A number of mechanisms have been proposed to explain how phthalates may negatively affect brain development, although few have been thoroughly examined in humans or in animal models. One prominent concern is phthalate-induced maternal thyroid hormone disruption. Phthalates have been associated with changes in circulating thyroid hormone levels in adults and in pregnant women. The most consistent finding across studies has been an inverse association between metabolites of DEHP and thyroxine and/or free thyroxine. Maternal prenatal thyroid hormone is essential for fetal neurodevelopment, and clinically diagnosed thyroid hormone disorders (hyperthyroidism and hypothyroidism) in the perinatal period have been linked with ADHD in offspring. Additionally, both higher and lower levels of thyroid hormone concentrations, even within population reference ranges, have been associated with ADHD-like behaviors. Perinatal phthalate exposure has also been associated with preterm delivery, which is itself a risk factor for ADHD.
A true causal association of phthalate exposure with child neurodevelopment would have major public health significance. Phthalates are ubiquitous in consumer products, are components of many food processing and packaging materials, and can be found in both pharmaceuticals, and personal care products. Therefore, to address this critically important public health question, we undertook a prospective, nested case–control study in the Norwegian Mother and Child Study (MoBa) to examine the hypothesis that prenatal biomarkers of phthalate exposure are associated with clinical ADHD in offspring. We further considered whether any associations were mediated by maternal thyroid function or preterm delivery or were modified by child sex.
We undertook an investigation into whether prenatal exposure to phthalates was associated with clinically confirmed ADHD in a population-based nested case–control study of the Norwegian Mother and Child Cohort (MoBa) between the years 2003 and 2008.

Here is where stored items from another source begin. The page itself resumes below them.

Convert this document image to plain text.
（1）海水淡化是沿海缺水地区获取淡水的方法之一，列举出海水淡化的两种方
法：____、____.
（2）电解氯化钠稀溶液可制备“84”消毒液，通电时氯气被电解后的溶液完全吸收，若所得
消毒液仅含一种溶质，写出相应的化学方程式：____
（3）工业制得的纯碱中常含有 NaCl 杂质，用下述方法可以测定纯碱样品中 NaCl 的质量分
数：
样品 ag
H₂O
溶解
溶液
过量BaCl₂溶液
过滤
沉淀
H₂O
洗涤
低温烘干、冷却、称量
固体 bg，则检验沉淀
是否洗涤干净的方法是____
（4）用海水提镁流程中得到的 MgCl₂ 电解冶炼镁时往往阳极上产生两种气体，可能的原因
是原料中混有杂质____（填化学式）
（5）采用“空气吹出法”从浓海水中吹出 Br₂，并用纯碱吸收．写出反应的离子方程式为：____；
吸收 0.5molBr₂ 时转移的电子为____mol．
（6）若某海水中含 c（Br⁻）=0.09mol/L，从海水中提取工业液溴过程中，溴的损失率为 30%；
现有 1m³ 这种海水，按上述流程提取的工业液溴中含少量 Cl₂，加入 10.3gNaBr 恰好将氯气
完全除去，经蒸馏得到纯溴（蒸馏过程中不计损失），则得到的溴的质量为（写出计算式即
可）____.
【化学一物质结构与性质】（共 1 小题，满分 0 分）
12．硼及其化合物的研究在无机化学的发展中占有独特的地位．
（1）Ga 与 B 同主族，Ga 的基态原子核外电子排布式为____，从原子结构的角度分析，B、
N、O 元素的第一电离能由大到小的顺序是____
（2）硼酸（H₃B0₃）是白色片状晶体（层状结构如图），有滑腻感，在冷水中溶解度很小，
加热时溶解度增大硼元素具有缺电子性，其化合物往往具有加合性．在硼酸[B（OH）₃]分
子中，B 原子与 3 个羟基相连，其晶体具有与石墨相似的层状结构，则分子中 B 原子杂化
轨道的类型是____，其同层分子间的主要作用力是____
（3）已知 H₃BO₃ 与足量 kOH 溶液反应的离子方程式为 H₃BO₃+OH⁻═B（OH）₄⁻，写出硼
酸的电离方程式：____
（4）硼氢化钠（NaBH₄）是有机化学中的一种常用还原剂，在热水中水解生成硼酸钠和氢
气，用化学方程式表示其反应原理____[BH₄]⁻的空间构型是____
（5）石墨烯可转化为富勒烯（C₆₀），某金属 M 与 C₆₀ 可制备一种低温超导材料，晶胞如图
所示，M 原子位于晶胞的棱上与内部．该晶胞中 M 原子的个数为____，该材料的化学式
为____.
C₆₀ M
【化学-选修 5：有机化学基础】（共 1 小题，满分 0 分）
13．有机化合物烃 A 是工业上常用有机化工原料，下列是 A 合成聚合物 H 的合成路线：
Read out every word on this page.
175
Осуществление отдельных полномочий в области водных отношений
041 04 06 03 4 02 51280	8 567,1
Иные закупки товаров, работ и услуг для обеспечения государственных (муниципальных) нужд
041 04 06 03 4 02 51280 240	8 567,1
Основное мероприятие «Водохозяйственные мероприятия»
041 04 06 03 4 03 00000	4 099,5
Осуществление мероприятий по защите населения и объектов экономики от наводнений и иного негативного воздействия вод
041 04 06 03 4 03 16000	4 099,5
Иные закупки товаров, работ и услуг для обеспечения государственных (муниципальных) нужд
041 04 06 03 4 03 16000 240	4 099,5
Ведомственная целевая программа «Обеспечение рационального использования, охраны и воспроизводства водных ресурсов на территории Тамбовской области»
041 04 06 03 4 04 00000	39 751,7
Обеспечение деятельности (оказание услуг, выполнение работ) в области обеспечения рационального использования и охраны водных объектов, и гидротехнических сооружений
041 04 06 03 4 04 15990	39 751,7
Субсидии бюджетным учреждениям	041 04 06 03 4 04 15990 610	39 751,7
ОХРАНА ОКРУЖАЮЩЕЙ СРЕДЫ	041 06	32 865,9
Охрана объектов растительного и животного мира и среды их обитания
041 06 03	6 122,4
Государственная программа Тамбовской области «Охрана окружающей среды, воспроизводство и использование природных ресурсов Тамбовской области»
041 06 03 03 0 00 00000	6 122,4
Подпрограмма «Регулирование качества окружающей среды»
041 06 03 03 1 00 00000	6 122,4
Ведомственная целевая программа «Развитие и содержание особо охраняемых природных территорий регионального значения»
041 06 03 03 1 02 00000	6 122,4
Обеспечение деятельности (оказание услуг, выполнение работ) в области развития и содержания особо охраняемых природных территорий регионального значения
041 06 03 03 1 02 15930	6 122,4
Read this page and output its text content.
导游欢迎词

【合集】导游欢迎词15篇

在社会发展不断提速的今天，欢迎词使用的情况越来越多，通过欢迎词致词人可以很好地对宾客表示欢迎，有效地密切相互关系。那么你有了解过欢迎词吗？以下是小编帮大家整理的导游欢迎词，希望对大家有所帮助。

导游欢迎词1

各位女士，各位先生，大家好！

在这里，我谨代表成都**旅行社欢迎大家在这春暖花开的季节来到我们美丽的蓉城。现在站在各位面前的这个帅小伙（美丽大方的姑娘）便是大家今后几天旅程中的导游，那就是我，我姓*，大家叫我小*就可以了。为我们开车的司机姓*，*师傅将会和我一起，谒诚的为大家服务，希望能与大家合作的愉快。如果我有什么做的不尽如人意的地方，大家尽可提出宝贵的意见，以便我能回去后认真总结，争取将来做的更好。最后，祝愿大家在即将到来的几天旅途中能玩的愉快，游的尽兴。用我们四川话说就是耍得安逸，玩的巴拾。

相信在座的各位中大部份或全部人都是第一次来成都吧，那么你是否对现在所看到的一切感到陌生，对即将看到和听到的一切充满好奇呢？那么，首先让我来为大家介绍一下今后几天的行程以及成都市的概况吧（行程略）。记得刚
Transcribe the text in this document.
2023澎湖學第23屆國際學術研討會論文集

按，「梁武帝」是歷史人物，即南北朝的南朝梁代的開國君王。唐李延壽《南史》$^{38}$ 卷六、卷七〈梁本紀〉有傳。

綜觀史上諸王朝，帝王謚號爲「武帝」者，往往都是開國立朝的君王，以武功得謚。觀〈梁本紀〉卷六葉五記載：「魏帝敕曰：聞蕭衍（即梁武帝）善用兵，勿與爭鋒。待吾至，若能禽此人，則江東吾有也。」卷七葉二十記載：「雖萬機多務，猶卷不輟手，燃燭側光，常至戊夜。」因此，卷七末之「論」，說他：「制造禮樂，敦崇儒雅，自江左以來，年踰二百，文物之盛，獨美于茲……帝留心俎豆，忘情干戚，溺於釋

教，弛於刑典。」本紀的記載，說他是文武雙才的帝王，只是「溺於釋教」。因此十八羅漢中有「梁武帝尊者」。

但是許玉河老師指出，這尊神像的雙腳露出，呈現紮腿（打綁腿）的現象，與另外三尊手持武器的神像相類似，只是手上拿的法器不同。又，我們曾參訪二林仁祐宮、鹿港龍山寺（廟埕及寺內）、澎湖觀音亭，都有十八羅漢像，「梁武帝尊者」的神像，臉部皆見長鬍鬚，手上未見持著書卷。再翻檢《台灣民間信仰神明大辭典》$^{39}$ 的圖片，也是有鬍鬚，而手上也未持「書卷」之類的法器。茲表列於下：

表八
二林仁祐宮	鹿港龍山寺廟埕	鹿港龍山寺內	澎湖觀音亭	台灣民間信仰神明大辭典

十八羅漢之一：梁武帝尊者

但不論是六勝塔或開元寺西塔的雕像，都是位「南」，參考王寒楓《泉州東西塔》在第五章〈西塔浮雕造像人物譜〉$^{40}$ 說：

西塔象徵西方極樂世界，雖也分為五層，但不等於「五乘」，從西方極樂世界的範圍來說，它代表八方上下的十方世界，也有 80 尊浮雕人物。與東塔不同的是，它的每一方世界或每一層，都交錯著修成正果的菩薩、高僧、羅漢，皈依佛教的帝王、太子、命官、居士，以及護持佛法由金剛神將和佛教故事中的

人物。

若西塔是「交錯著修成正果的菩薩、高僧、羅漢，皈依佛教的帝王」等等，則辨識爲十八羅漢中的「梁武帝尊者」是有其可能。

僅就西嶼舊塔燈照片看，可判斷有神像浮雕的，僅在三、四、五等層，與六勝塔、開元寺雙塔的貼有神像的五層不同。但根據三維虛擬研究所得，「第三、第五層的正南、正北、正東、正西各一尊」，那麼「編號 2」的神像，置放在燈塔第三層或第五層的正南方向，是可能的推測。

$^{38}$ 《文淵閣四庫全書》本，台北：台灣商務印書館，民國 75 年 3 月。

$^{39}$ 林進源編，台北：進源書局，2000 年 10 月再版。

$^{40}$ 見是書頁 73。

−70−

Phthalate metabolites were measured in maternal urine collected at midpregnancy. Cases of ADHD (n=297) were obtained through linkage between MoBa and the Norwegian National Patient Registry. A random sample of controls (n=553) from the MoBa population was obtained.
In multivariable adjusted coexposure models, the sum of di-2-ethylhexyl phthalate metabolites (∑DEHP) was associated with a monotonically increasing risk of ADHD. Children of mothers in the highest quintile of ∑DEHP had almost three times the odds of an ADHD diagnosis as those in the lowest [OR=2.99 (95% CI: 1.47, 5.49)]. When ∑DEHP was modeled as a log-linear (natural log) term, for each log-unit increase in exposure, the odds of ADHD increased by 47% [OR=1.47 (95% CI: 1.09, 1.94)]. We detected no significant modification by sex or mediation by prenatal maternal thyroid function or by preterm delivery.
In this population-based case–control study of clinical ADHD, maternal urinary concentrations of DEHP were monotonically associated with increased risk of ADHD. Additional research is needed to evaluate potential mechanisms linking phthalates to ADHD.